The sand makes a high clinking noise as the shards of broken tiles are crushed under your footsteps along the red brick road. The path leads to an abandoned brick and tile factory, known as La Ceramica, that during its heyday in the 1940s and ’50s helped rebuild wartorn Sardinia.
The site consists of two main buildings, the factory and an office, that were shuttered in the 1980s and left forgotten. Piles of red bricks are strewn all around, left behind when the factory was abandoned. Some of them have been smashed and become crimson sand glittering in the sunset, while the light casts long shadows from the broken doors and windows.
Delicate spiral stairs lead to the upper level, which has a firing kiln in the middle and thousands of tiles piled into rows. There are parts of beautiful brick ornaments still on the walls. On the ground level, there are two massive firing tunnels and a tall, empty hall where rainwater-filled pools on the floor reflect the open interior.

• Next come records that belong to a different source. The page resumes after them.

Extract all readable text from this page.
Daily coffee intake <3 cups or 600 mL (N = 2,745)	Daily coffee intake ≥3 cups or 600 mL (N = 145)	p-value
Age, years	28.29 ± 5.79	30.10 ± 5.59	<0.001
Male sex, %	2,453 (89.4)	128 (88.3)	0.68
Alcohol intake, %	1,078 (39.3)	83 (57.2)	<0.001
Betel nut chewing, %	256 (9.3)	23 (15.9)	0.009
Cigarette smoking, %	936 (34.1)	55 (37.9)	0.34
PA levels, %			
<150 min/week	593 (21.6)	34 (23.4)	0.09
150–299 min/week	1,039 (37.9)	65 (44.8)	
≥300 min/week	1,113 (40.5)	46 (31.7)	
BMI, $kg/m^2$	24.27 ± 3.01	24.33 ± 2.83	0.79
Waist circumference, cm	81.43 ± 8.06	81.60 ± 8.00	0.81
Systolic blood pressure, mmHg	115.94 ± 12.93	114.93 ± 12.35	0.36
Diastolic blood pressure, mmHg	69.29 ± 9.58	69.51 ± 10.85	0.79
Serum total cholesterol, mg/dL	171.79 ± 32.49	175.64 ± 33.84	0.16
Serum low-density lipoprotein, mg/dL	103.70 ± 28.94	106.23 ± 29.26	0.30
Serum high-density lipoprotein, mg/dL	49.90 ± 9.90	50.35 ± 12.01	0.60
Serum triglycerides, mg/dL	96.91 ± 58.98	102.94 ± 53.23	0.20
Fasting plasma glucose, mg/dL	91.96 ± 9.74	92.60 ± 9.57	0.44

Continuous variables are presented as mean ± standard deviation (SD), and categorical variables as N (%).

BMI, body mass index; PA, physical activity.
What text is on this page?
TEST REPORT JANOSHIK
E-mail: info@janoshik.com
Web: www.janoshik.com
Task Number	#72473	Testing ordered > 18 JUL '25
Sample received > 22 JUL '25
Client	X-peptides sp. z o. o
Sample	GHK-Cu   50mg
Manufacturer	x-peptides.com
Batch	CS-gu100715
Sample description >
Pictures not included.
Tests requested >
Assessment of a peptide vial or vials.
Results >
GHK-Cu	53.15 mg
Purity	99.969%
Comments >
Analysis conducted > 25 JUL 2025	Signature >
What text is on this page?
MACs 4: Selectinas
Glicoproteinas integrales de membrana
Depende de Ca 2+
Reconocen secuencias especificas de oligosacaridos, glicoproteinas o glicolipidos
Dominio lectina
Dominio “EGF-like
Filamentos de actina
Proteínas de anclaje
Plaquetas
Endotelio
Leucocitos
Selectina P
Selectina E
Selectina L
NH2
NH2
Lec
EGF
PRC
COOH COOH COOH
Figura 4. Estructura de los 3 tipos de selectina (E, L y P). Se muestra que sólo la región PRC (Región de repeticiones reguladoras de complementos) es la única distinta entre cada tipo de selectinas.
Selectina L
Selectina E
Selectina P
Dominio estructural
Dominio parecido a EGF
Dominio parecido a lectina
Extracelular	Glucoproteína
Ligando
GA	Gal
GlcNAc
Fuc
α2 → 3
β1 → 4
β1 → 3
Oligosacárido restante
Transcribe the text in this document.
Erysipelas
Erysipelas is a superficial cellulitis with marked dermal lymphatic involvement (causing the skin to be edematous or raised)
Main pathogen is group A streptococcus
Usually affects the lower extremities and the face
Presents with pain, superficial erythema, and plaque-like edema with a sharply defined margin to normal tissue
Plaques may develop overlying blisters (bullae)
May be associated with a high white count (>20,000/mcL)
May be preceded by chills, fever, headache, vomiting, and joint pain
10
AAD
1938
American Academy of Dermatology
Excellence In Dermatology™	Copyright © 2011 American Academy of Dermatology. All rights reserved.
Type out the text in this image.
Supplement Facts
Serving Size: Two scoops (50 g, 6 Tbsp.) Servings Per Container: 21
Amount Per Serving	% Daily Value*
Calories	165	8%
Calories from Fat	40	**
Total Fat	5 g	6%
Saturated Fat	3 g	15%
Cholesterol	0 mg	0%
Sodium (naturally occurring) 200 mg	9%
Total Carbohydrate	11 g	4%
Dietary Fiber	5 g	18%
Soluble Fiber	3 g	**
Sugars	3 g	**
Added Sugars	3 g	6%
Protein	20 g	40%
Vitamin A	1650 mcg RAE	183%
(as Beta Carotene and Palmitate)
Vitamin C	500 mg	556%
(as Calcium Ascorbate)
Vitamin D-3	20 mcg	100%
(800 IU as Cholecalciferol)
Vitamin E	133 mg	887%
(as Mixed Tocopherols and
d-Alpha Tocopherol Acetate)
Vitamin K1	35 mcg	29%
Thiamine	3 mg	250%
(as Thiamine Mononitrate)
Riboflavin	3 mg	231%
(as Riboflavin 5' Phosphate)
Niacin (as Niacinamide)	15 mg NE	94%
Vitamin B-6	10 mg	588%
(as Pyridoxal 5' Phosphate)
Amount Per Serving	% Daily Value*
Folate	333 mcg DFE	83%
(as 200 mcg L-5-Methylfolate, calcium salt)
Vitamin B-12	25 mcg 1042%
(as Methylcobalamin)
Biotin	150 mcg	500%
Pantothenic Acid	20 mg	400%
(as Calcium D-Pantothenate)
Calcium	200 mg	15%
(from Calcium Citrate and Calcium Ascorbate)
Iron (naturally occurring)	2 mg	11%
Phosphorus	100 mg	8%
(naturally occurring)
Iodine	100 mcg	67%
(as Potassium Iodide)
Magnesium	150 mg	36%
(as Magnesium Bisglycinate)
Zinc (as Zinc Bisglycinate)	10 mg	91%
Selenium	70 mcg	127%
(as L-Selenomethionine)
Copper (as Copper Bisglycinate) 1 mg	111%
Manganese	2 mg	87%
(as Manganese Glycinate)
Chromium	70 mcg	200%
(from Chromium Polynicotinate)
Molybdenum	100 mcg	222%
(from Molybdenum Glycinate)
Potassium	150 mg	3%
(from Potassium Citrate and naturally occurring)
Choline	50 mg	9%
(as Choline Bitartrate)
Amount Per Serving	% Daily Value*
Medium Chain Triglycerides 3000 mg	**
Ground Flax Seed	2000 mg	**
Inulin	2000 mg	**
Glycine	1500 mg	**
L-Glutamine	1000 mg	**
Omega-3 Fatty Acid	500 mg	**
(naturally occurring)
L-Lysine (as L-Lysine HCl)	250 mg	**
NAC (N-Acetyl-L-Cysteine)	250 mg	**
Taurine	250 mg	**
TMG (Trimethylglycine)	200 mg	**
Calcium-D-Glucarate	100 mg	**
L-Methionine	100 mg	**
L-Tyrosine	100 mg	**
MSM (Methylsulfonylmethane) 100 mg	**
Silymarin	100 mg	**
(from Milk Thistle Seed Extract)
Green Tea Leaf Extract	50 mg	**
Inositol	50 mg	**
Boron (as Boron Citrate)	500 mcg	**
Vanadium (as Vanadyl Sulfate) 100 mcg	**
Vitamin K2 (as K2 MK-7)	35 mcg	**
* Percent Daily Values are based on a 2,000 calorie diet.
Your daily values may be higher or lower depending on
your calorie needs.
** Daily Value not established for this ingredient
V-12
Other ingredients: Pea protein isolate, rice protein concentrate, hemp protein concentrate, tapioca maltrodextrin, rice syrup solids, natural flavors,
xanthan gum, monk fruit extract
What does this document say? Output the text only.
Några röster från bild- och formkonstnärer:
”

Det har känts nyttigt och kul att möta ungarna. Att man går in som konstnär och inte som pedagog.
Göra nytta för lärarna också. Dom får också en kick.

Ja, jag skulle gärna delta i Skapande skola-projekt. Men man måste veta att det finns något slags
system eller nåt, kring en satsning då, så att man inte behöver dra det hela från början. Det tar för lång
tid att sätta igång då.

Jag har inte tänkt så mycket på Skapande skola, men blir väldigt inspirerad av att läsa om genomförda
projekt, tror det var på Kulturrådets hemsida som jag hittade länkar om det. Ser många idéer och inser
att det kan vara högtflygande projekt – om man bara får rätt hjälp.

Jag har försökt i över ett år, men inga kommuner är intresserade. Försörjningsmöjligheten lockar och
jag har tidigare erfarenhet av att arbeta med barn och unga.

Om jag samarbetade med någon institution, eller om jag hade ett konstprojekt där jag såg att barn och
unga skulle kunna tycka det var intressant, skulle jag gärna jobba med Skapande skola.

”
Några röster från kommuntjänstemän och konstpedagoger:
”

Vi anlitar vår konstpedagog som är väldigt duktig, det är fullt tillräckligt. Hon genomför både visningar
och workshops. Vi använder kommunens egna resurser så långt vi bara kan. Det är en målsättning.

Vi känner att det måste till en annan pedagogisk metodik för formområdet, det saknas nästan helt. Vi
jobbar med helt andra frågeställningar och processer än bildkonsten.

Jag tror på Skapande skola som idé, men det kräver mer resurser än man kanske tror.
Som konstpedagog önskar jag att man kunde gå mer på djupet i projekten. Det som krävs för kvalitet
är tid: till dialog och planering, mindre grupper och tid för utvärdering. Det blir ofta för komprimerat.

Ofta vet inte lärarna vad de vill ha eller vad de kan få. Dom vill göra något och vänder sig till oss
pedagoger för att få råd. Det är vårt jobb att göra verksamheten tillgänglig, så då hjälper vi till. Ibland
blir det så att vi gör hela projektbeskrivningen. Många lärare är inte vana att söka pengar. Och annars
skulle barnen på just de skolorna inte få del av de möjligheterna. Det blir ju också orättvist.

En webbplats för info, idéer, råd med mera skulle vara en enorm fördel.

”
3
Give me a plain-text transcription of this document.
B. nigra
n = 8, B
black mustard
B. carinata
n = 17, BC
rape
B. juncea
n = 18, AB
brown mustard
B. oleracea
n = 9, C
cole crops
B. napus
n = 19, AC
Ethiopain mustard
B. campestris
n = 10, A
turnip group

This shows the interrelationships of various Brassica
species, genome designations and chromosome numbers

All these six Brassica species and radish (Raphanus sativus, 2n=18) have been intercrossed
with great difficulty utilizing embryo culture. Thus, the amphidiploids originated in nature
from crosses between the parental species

In the office building, the shower room is completely demolished and the windows of the offices are sealed with bricks, of course. The walls are covered in graffiti from the past decades: “bum bum bum,” “Pink Floyd,” “Marco and Maria 8/8/1986.” Peacefully buzzing bees have taken over the empty rooms. The sounds of nature are intense, as grasshoppers, insects, and birds are now the only sounds in this empty factory surrounded by fields and forests
Know Before You Go
The path to the factory is closed off with trees and cement walls fallen from the buildings, but there is a slot just big enough to fit through. Be careful on the road leading to the factory as it's full of broken bricks and large stones. About 160 feet before the factory, the rain has created a deep "river" about 3 feet deep in the middle of the path. There is a lot of broken glass and sharp chards at the site, so wear good shoes and watch your step.